Postman's comments ignore the distinction between the Washington Administrative Code (WAC) and the Revised Code of Washington (RCW). The RCW is the body of statutes and laws passed by the legislature. The WAC is the body of regulatory rules set, enforced, and amended by state agencies in carrying out their functions. The lewd-conduct laws cited by the LCW and JET following the weekend's actions (WAC-314-11-050) are from the latter, meaning that the LCB has the full power and authority to review and revise these rules without legislative action.

Kevin Kauer, owner of Massive on Capitol Hill, spoke at one meeting and demanded, "You have the authority to change the lewd-contact WACs. Why are you telling us that you can't?"

Nico Swenson, Miss Texas 1988, accused the LCB of deflecting responsibility to the legislature and of intending to cause fear in "people of nightlife."

Kali Herbst Minino  

LCB changes course
The letter the LCB issued on February 1, which the Cuff plastered all over its storefront, says, "Since LCB's participation last week with the City of Seattle Joint Enforcement Team (JET) on Capitol Hill and additional enforcement work Saturday at some historically gay venues in the greater Seattle area, the agency has become acutely aware of the fear and alarm it raised within the LGBTQ+ community."

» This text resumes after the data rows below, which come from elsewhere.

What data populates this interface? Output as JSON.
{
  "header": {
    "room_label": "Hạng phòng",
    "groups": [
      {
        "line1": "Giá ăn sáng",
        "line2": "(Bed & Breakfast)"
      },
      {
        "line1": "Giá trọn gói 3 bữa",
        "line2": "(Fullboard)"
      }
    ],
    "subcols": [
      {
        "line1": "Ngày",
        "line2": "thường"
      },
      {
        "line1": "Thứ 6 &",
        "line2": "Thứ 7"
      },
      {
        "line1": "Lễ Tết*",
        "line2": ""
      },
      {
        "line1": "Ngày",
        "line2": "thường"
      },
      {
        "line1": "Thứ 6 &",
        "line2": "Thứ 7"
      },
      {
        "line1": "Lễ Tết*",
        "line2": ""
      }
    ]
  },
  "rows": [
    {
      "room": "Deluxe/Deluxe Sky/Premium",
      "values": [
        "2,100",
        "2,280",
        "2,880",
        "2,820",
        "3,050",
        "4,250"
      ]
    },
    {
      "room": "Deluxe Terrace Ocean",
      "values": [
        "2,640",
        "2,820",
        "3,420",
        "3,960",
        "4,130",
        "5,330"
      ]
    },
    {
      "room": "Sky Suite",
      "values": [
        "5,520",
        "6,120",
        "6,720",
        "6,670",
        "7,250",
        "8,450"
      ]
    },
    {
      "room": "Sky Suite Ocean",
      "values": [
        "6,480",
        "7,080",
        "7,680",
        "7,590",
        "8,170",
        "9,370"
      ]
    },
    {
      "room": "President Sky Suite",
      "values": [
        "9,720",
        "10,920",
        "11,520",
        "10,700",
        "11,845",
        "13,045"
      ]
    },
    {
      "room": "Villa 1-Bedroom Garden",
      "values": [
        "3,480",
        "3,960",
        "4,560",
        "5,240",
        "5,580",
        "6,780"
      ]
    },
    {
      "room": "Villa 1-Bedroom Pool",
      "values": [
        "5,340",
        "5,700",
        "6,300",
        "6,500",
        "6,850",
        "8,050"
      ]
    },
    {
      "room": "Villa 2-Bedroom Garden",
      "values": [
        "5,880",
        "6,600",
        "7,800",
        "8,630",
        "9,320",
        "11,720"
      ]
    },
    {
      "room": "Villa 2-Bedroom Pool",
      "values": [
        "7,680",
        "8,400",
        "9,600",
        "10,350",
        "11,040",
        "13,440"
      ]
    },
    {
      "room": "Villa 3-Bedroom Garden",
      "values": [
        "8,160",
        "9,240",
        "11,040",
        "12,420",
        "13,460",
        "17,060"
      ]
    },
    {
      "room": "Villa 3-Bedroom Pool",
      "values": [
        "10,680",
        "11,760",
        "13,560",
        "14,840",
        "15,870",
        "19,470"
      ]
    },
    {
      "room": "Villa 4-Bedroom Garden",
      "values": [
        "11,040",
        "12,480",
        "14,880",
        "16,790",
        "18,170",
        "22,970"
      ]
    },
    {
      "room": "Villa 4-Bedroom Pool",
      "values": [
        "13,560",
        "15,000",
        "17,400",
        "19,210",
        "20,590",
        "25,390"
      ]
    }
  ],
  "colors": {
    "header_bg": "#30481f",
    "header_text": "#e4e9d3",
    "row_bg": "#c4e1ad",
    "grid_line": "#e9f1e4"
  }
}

It continues, "At Wednesday's Board meeting and in many private conversations, we heard strong objections to our actions. The community expressed concerns that LGBTQ+ venues are being targeted and that the LCB did not understand the troubling history of such enforcement or the value of these clubs as a safe place for people who often face discrimination, threats, and violence."

The letter also indicated the LCB's intention to suspend both enforcement of the lewd-conduct rule and its collaboration with JET.

Burgess told The Stranger, "The relief that I have — that I no longer have to strip away Queer culture and honestly people's right to be themselves on behalf of an agency that's threatening our liquor license — is probably one of the most gratifying things in my career, period.

"I feel like a ton of bricks are off me, and that heading into this weekend, people can feel safe and good about themselves."